Cystic Fibrosis (Rank 5): Strong mechanistic rationale (GSH depletion is a hallmark of CF lung disease; NAC corrects redox imbalance and reduces mucus viscosity) with Phase 2B RCT evidence (NCT00809094, n=70). Separate detailed report recommended.
Amyloidosis (Rank 3): Emerging signal concentrated in a rare subtype — hereditary cystatin C amyloid angiopathy (HCCAA) — where NAC disrupts cystatin C aggregation via disulfide bond cleavage. A non-randomised clinical trial was published in JAMA Neurology (2025, PMID 40163249). Evidence for general amyloidosis remains preclinical.

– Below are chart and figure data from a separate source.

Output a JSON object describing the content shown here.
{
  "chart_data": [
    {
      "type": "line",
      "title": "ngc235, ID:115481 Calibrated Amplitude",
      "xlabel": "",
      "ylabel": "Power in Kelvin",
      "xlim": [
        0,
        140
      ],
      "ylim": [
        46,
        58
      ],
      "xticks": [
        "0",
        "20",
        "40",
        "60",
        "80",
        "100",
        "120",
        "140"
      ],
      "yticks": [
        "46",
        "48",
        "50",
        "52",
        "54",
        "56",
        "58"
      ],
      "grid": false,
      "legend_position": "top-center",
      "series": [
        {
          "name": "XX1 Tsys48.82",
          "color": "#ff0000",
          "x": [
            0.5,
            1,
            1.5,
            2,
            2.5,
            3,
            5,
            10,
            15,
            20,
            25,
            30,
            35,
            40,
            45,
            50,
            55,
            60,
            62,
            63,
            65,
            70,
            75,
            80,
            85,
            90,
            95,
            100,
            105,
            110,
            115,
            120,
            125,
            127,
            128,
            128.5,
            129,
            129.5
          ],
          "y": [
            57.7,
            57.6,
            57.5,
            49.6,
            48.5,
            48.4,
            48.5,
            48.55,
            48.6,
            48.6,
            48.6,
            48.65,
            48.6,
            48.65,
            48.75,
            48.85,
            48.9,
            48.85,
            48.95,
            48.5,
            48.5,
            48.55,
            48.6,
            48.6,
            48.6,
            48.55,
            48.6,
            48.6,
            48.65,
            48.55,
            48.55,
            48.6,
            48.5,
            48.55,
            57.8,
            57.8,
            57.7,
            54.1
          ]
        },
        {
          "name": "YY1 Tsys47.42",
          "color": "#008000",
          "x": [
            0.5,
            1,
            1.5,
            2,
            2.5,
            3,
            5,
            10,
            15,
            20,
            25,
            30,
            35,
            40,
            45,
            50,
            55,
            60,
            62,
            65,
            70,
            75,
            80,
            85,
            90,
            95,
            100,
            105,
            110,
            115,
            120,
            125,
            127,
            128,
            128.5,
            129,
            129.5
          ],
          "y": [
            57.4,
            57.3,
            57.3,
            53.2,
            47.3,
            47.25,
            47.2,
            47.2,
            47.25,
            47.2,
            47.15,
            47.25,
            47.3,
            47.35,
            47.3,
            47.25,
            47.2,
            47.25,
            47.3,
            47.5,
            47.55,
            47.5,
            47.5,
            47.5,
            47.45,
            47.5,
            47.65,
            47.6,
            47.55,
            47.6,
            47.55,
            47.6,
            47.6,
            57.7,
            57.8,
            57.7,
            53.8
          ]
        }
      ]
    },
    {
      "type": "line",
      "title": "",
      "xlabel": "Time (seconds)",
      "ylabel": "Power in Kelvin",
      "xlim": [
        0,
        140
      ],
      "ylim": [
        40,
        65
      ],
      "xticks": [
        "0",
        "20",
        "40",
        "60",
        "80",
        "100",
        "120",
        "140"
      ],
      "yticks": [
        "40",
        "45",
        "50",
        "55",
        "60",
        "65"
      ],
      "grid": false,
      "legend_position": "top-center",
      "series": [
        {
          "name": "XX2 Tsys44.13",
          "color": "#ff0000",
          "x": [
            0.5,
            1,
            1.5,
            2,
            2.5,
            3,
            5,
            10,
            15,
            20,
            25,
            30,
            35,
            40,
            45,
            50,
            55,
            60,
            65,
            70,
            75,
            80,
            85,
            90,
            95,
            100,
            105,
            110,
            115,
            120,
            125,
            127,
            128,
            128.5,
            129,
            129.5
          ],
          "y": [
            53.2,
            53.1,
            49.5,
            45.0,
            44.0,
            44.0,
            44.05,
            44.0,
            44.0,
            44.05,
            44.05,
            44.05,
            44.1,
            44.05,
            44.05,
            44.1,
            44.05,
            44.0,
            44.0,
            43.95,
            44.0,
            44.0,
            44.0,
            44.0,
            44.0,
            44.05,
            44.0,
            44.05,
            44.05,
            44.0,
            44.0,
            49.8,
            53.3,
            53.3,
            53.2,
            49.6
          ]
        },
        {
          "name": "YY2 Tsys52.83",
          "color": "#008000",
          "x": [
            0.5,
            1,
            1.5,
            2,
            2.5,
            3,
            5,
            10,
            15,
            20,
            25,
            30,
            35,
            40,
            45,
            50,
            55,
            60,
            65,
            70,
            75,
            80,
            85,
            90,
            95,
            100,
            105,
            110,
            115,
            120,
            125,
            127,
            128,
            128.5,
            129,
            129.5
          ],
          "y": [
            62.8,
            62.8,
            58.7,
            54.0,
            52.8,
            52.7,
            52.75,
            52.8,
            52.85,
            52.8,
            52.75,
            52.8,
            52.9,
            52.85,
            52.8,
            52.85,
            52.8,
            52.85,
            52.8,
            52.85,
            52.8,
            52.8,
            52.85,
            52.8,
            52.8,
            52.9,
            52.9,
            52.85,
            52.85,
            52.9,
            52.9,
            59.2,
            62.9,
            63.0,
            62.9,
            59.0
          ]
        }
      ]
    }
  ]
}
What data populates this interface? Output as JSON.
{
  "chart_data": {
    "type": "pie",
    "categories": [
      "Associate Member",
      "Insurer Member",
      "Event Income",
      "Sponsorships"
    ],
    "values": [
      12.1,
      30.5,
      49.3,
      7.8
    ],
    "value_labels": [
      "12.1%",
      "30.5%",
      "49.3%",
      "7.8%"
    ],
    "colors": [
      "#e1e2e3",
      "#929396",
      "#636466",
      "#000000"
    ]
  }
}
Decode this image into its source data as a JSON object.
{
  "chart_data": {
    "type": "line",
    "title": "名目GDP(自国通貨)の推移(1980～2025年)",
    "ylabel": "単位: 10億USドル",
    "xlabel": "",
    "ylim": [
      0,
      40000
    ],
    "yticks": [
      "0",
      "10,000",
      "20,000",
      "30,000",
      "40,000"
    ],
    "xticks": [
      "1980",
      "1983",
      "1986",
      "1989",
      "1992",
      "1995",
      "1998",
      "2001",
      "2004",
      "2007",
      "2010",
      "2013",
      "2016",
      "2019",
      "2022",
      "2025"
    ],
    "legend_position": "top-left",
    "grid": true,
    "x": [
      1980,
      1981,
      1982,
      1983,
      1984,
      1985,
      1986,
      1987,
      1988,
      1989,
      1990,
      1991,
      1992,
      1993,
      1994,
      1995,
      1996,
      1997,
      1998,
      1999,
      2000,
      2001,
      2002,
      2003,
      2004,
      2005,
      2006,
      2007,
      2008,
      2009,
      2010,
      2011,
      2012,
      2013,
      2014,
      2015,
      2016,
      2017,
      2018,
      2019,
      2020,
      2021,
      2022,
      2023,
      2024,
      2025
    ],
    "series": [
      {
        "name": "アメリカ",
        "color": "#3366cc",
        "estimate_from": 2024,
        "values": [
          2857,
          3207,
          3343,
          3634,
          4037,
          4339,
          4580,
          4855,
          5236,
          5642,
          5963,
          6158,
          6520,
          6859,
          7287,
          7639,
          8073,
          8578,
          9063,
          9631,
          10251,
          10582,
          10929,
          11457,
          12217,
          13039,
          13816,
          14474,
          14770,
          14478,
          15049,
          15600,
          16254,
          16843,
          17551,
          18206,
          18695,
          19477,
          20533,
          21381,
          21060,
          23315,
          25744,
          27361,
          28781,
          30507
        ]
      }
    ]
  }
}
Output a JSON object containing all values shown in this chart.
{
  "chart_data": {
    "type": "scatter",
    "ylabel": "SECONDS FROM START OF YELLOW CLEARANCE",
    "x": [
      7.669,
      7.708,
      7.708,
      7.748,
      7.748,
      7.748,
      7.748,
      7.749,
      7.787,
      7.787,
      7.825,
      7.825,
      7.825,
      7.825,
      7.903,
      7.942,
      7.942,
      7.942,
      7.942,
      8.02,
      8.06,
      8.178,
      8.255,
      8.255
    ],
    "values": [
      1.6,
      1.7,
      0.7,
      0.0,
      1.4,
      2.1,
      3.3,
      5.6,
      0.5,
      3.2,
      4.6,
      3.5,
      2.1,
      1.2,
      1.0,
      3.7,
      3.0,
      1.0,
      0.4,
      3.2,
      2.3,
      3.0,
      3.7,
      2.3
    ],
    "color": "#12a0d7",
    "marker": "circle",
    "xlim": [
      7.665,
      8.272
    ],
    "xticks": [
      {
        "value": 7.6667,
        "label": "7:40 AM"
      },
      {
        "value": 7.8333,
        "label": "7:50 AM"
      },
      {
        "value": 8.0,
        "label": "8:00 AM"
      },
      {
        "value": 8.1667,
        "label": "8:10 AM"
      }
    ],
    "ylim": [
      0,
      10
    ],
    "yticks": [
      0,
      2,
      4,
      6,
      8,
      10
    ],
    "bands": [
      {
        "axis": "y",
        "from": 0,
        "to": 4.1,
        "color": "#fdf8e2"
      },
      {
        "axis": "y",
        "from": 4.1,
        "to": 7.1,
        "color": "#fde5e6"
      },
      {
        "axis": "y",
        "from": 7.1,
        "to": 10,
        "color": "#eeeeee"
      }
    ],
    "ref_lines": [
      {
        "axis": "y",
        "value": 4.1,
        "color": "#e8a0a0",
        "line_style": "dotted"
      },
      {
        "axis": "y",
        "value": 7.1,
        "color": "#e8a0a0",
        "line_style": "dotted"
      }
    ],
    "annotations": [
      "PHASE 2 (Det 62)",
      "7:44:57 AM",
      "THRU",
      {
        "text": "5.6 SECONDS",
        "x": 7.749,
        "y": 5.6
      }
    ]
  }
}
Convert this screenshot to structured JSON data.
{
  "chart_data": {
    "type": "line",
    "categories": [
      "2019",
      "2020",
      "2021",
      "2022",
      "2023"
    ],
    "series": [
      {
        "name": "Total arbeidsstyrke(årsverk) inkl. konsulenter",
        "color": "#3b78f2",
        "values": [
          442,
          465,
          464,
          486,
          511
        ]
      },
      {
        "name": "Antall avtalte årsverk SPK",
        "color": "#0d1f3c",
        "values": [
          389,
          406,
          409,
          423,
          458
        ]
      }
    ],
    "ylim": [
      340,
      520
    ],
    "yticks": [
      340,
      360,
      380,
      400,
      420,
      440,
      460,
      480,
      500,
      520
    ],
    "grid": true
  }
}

AL Amyloidosis (Rank 4): No relevant NAC clinical evidence. The mechanistic link (light-chain misfolding) is distant from NAC’s pharmacology. Hold decision is appropriate; deprioritise unless further biological rationale emerges.
Disclaimer
This content is for research purposes only and does not constitute medical advice. Clinical validation is required before any clinical application.